An old season has shed its leaves,
her eyelids are open, all tears spent
and her heart, she keeps safely tethered
high above the world floating free.
And the man who was her emperor,
he waits behind the empty doorway
of her final dream, awake at last to
the notion he has lost her forever.




This is my reading of the Shell Deck Tarot Cards provided by Ella Wilson as today's Guest Host in The Imaginary Garden.
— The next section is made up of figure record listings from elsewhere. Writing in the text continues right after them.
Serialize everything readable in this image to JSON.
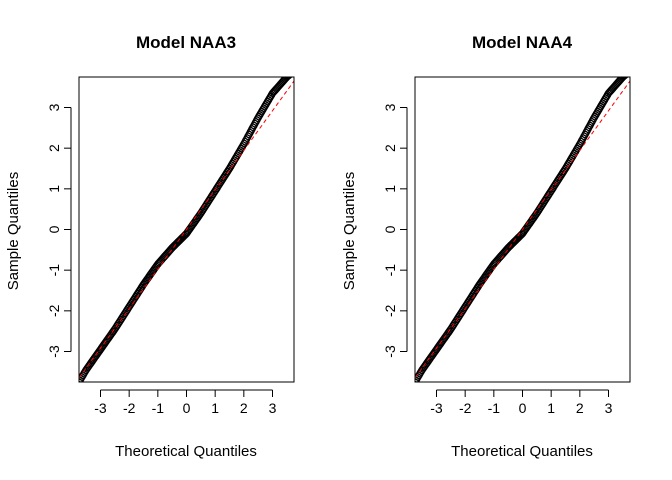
{
  "chart_data": [
    {
      "type": "scatter",
      "title": "Model NAA3",
      "xlabel": "Theoretical Quantiles",
      "ylabel": "Sample Quantiles",
      "xlim": [
        -3.75,
        3.75
      ],
      "ylim": [
        -3.75,
        3.75
      ],
      "xticks": [
        -3,
        -2,
        -1,
        0,
        1,
        2,
        3
      ],
      "yticks": [
        -3,
        -2,
        -1,
        0,
        1,
        2,
        3
      ],
      "grid": false,
      "point_color": "#000000",
      "reference_line": {
        "style": "dashed",
        "color": "#ff0000",
        "x": [
          -3.75,
          3.75
        ],
        "y": [
          -3.65,
          3.65
        ]
      },
      "points": {
        "x": [
          -3.75,
          -3.5,
          -3.0,
          -2.5,
          -2.0,
          -1.5,
          -1.0,
          -0.5,
          0.0,
          0.5,
          1.0,
          1.5,
          2.0,
          2.5,
          3.0,
          3.5,
          3.75
        ],
        "y": [
          -3.75,
          -3.45,
          -2.95,
          -2.45,
          -1.9,
          -1.35,
          -0.85,
          -0.45,
          -0.1,
          0.4,
          0.95,
          1.5,
          2.1,
          2.75,
          3.35,
          3.75,
          3.9
        ]
      }
    },
    {
      "type": "scatter",
      "title": "Model NAA4",
      "xlabel": "Theoretical Quantiles",
      "ylabel": "Sample Quantiles",
      "xlim": [
        -3.75,
        3.75
      ],
      "ylim": [
        -3.75,
        3.75
      ],
      "xticks": [
        -3,
        -2,
        -1,
        0,
        1,
        2,
        3
      ],
      "yticks": [
        -3,
        -2,
        -1,
        0,
        1,
        2,
        3
      ],
      "grid": false,
      "point_color": "#000000",
      "reference_line": {
        "style": "dashed",
        "color": "#ff0000",
        "x": [
          -3.75,
          3.75
        ],
        "y": [
          -3.65,
          3.65
        ]
      },
      "points": {
        "x": [
          -3.75,
          -3.5,
          -3.0,
          -2.5,
          -2.0,
          -1.5,
          -1.0,
          -0.5,
          0.0,
          0.5,
          1.0,
          1.5,
          2.0,
          2.5,
          3.0,
          3.5,
          3.75
        ],
        "y": [
          -3.75,
          -3.45,
          -2.95,
          -2.45,
          -1.9,
          -1.35,
          -0.85,
          -0.45,
          -0.1,
          0.4,
          0.95,
          1.5,
          2.1,
          2.75,
          3.35,
          3.75,
          3.9
        ]
      }
    }
  ]
}
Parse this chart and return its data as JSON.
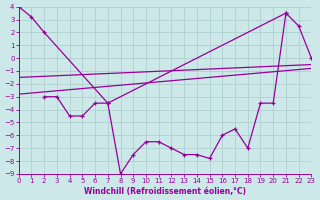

As I contemplated the cards, a story of past, present and future emerged.
My spirit guide was Federico Garcia Lorca, born 5 June 1898.


Saturday, June 1, 2019

Ravenwood

Eli Edward Evangelidis
@eliedwardart
Used With Permission


Let tricorn blade be keen-edged
honed on a serpentine whetstone
and strike throat
like a green stem with fresh cut.

Let blood drop as rowan berries
in the brambles of violent obsession
and gaze upon
death behind obsidian eyes.

Let bitter nor’easter be guide
to you in raven-winged moonlight
when you’ve drunk
from the salt marshes of cruelty.


Art FLASH! features the pen and ink illustration, Beauty Forgotten in Survival's Eyes, by Eli Edward Evangelidis.

Artistic Interpretations with Margaret gave us a list of paint colours to work with and I have included several in this poem.